You recently launched Sweat Shop Miami, your online store. What can we find on the site?
Sweat Shop Miami started as an online store for just local stuff but we actually just added all of our inventory of vinyl. You can buy local cool merchandise like the Iron Forge Press posters you see on our walls. Those are made in Fort Lauderdale and we are their official web store. We're the official web store for this local musician called Otto Von Schirach who has a huge following around the world, so we send his shirts out to Europe all the time. We're not trying to be Amazon, our prices are still decent. We order direct as much as possible so we can keep our prices low. So if you wanted to buy a copy of MGMT's album and support Sweat instead of buying it on Amazon, you now can.
What about Live at Sweat? That's your next big project, right?

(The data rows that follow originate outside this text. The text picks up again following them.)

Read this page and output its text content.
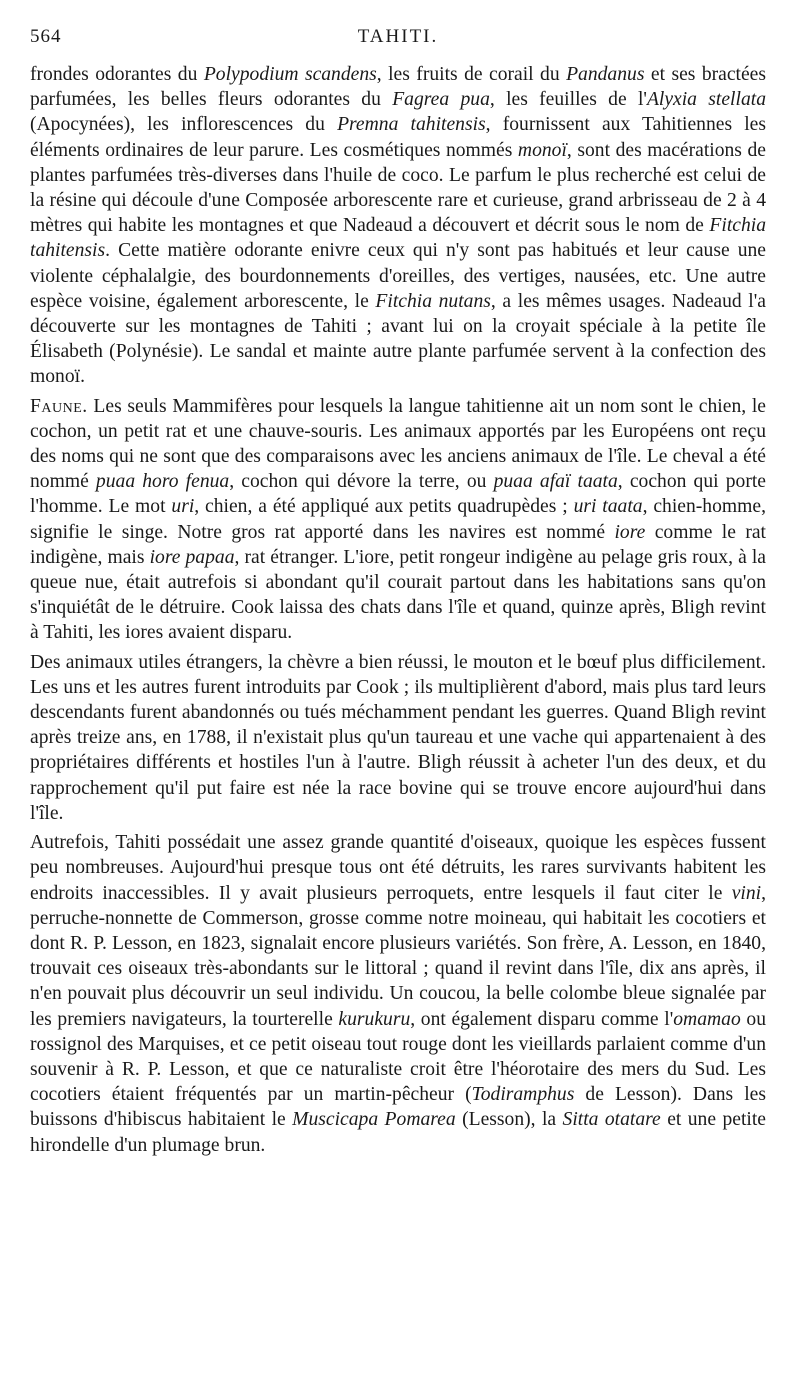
564	TAHITI.

frondes odorantes du Polypodium scandens, les fruits de corail du Pandanus et ses bractées parfumées, les belles fleurs odorantes du Fagrea pua, les feuilles de l'Alyxia stellata (Apocynées), les inflorescences du Premna tahitensis, fournissent aux Tahitiennes les éléments ordinaires de leur parure. Les cosmétiques nommés monoï, sont des macérations de plantes parfumées très-diverses dans l'huile de coco. Le parfum le plus recherché est celui de la résine qui découle d'une Composée arborescente rare et curieuse, grand arbrisseau de 2 à 4 mètres qui habite les montagnes et que Nadeaud a découvert et décrit sous le nom de Fitchia tahitensis. Cette matière odorante enivre ceux qui n'y sont pas habitués et leur cause une violente céphalalgie, des bourdonnements d'oreilles, des vertiges, nausées, etc. Une autre espèce voisine, également arborescente, le Fitchia nutans, a les mêmes usages. Nadeaud l'a découverte sur les montagnes de Tahiti ; avant lui on la croyait spéciale à la petite île Élisabeth (Polynésie). Le sandal et mainte autre plante parfumée servent à la confection des monoï.

Faune. Les seuls Mammifères pour lesquels la langue tahitienne ait un nom sont le chien, le cochon, un petit rat et une chauve-souris. Les animaux apportés par les Européens ont reçu des noms qui ne sont que des comparaisons avec les anciens animaux de l'île. Le cheval a été nommé puaa horo fenua, cochon qui dévore la terre, ou puaa afaï taata, cochon qui porte l'homme. Le mot uri, chien, a été appliqué aux petits quadrupèdes ; uri taata, chien-homme, signifie le singe. Notre gros rat apporté dans les navires est nommé iore comme le rat indigène, mais iore papaa, rat étranger. L'iore, petit rongeur indigène au pelage gris roux, à la queue nue, était autrefois si abondant qu'il courait partout dans les habitations sans qu'on s'inquiétât de le détruire. Cook laissa des chats dans l'île et quand, quinze après, Bligh revint à Tahiti, les iores avaient disparu.

Des animaux utiles étrangers, la chèvre a bien réussi, le mouton et le bœuf plus difficilement. Les uns et les autres furent introduits par Cook ; ils multiplièrent d'abord, mais plus tard leurs descendants furent abandonnés ou tués méchamment pendant les guerres. Quand Bligh revint après treize ans, en 1788, il n'existait plus qu'un taureau et une vache qui appartenaient à des propriétaires différents et hostiles l'un à l'autre. Bligh réussit à acheter l'un des deux, et du rapprochement qu'il put faire est née la race bovine qui se trouve encore aujourd'hui dans l'île.

Autrefois, Tahiti possédait une assez grande quantité d'oiseaux, quoique les espèces fussent peu nombreuses. Aujourd'hui presque tous ont été détruits, les rares survivants habitent les endroits inaccessibles. Il y avait plusieurs perroquets, entre lesquels il faut citer le vini, perruche-nonnette de Commerson, grosse comme notre moineau, qui habitait les cocotiers et dont R. P. Lesson, en 1823, signalait encore plusieurs variétés. Son frère, A. Lesson, en 1840, trouvait ces oiseaux très-abondants sur le littoral ; quand il revint dans l'île, dix ans après, il n'en pouvait plus découvrir un seul individu. Un coucou, la belle colombe bleue signalée par les premiers navigateurs, la tourterelle kurukuru, ont également disparu comme l'omamao ou rossignol des Marquises, et ce petit oiseau tout rouge dont les vieillards parlaient comme d'un souvenir à R. P. Lesson, et que ce naturaliste croit être l'héorotaire des mers du Sud. Les cocotiers étaient fréquentés par un martin-pêcheur (Todiramphus de Lesson). Dans les buissons d'hibiscus habitaient le Muscicapa Pomarea (Lesson), la Sitta otatare et une petite hirondelle d'un plumage brun.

After Sweatstock cools down we're going to be launching LiveAtSweat.com, which is going to feature highlights from in-store events and a sessions series. A little story tellers, a little jamming, we'll put the clips online and then give them back to the bands so that they have something to promote themselves with. For Sweatstock, bands email us to book them. Then they send us a video link and it's like a vertical cell phone video.
In the ten years you've been open, you've survived obstacles many business owners probably wouldn't. What's something you learned from all of that?
I luckily have been the kind of person who doesn't overly stress about things that are beyond my control. Obviously it sucked when we had 17 months of street construction outside of our shop but I wasn't tearing my hair out. I was calling the city to tell them we need access to the store and a blue sign outside to tell people we were still open. It's all about not letting stuff like that get you down. Make a plan for the next thing to do and take care of that. Otherwise you're stuck moping, and as much as we listen to The Smiths, we're not about that.
I think it's time for a little fire round.
Tequila or vodka?
Dr. Dre or Arctic Monkeys?
They should cover each other's songs.
Heels or flats?
Flats because I'm always DJing or working.
Spotify or iTunes?
Both, on a regular basis.
Favorite stores to shop in Miami?
I think Sprout is adorable and I love plants. If I'm buying stuff for my boyfriend I go to Supply & Advise and Lost Boys. Books & Books is a huge inspiration for us. We have infinite respect for them and what they've done for the book fair and everything. There's so many great stores down here. I love it.
Favorite neighborhood in Miami?
Beach or mainland Miami?
Favorite hair color?
I've been a redhead for the last eight or nine years, however when I'm an old woman I plan to have lime green, aqua, or turquoise. I can't wait to be old because I'm going to dye it so many ridiculous colors.